The introduction of a plan to steal eight jade horses from Kung’s garden complicates the simple revenge plot. Things are further padded with the addition of Po, a rakish, able-bodied, and skilled martial artist who helps the two crippled heroes in a barroom brawl, only to be employed later by Kung. After a few more incidents, it turns out that Po is actually a secret agent sent by the government to recover the eight jade horses. Po divines from the horses that if the crippled warriors combine their strength and fight as one they can beat Kung’s incredible kung fu. Indeed, this is the payoff of the films and what the audience has been waiting for all along. Who hasn’t imagined the legless guy hopping on the shoulders of the armless guy and the pair kicking some serious butt?

Easily the most contemporary film in both setting and the depiction of the hurdles the handicapped face daily, Fighting Life is far from a typical karate film. While our two heroes have often been initially antagonistic, this film has them playing loving brothers who face a far-greater challenge than a mad general or gruesome gangster. Herein they must fight rampant societal prejudice against people with disabilities. While not openly welcomed by their countrymen, in no previous film have they faced the overwhelming ostracism they encounter when moving from their rural lives into the big city.

Conn drives Shum and he in his foot-steered car to the bustling metropolis with the dream of getting a job to help pay for his brother’s education. When the ignorance of others eliminates all prospects of traditional gainful employment, he is forced to become a street performer, juggling plates for pennies. Meanwhile, his brother isn’t as interested in learning a trade as he is in perfecting his kung fu. After some arduous training, he’s finally accepted at a local dojo; proving himself so skilled that he’s chosen to represent his school at an international competition.

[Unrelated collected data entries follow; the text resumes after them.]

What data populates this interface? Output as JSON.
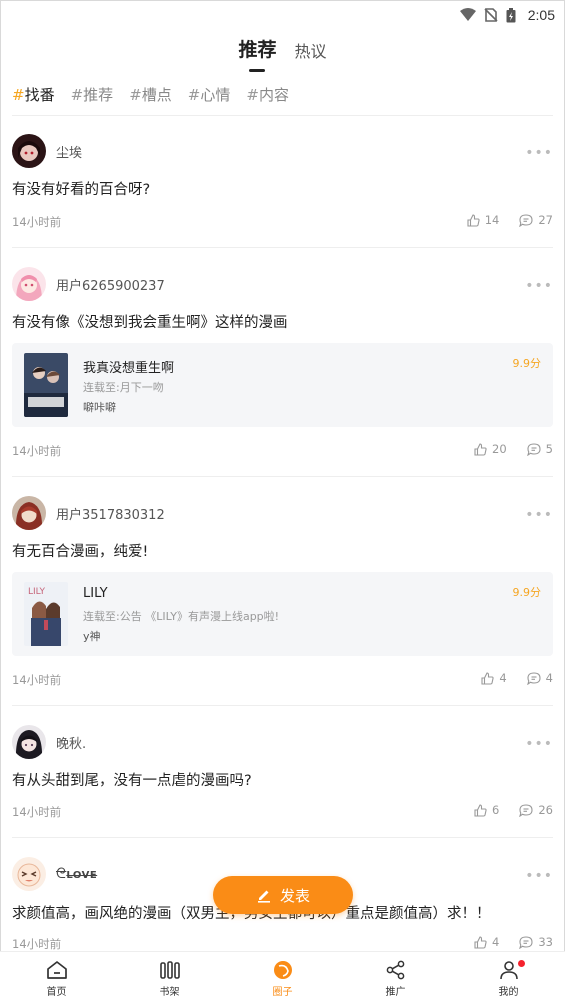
{
  "status_bar": {
    "time": "2:05"
  },
  "top_tabs": [
    {
      "label": "推荐",
      "active": true
    },
    {
      "label": "热议",
      "active": false
    }
  ],
  "topics": [
    {
      "hash": "#",
      "label": "找番",
      "active": true
    },
    {
      "hash": "#",
      "label": "推荐",
      "active": false
    },
    {
      "hash": "#",
      "label": "槽点",
      "active": false
    },
    {
      "hash": "#",
      "label": "心情",
      "active": false
    },
    {
      "hash": "#",
      "label": "内容",
      "active": false
    }
  ],
  "posts": [
    {
      "username": "尘埃",
      "text": "有没有好看的百合呀?",
      "time": "14小时前",
      "likes": "14",
      "comments": "27"
    },
    {
      "username": "用户6265900237",
      "text": "有没有像《没想到我会重生啊》这样的漫画",
      "time": "14小时前",
      "likes": "20",
      "comments": "5",
      "book": {
        "title": "我真没想重生啊",
        "progress": "连载至:月下一吻",
        "author": "噼咔噼",
        "score": "9.9分"
      }
    },
    {
      "username": "用户3517830312",
      "text": "有无百合漫画，纯爱!",
      "time": "14小时前",
      "likes": "4",
      "comments": "4",
      "book": {
        "title": "LILY",
        "progress": "连载至:公告 《LILY》有声漫上线app啦!",
        "author": "y神",
        "score": "9.9分"
      }
    },
    {
      "username": "晚秋.",
      "text": "有从头甜到尾，没有一点虐的漫画吗?",
      "time": "14小时前",
      "likes": "6",
      "comments": "26"
    },
    {
      "username": "LOVE",
      "text": "求颜值高，画风绝的漫画（双男主，男女主都可以）重点是颜值高）求！！",
      "time": "14小时前",
      "likes": "4",
      "comments": "33"
    }
  ],
  "fab": {
    "label": "发表"
  },
  "bottom_nav": [
    {
      "label": "首页",
      "icon": "home-icon",
      "active": false
    },
    {
      "label": "书架",
      "icon": "bookshelf-icon",
      "active": false
    },
    {
      "label": "圈子",
      "icon": "circle-icon",
      "active": true
    },
    {
      "label": "推广",
      "icon": "share-icon",
      "active": false
    },
    {
      "label": "我的",
      "icon": "profile-icon",
      "active": false
    }
  ],
  "colors": {
    "accent": "#fa8c16",
    "score": "#f5a623",
    "badge": "#f5222d"
  }
}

Their perseverance and courage in the face of adversity such as typhoons, slander, and gangsters changes the perceptions of those around them. Shot and released in 1981, the filmmakers included several shots of actual events surrounding the International Year of the Disabled. The film is far from subtle in its message, as characters have lines like, “Be kind to others and show respect to all people,” and “I wish that all mankind would unite in harmony.”

Is it really such a stretch of the imagination to have differently-abled folks as the main characters of a kung fu film? The formula followed by the majority of chop socky flicks is the protagonist’s necessity of learning a “style” of kung fu in order to be victorious over his enemy. In these movies the two protagonists must both learn they can only win with the help of their fellow man (Two Crippled Heroes), or to realize that they are handicapped not so much physically, but have mental blocks to circumvent (Crippled Masters and Fighting Life).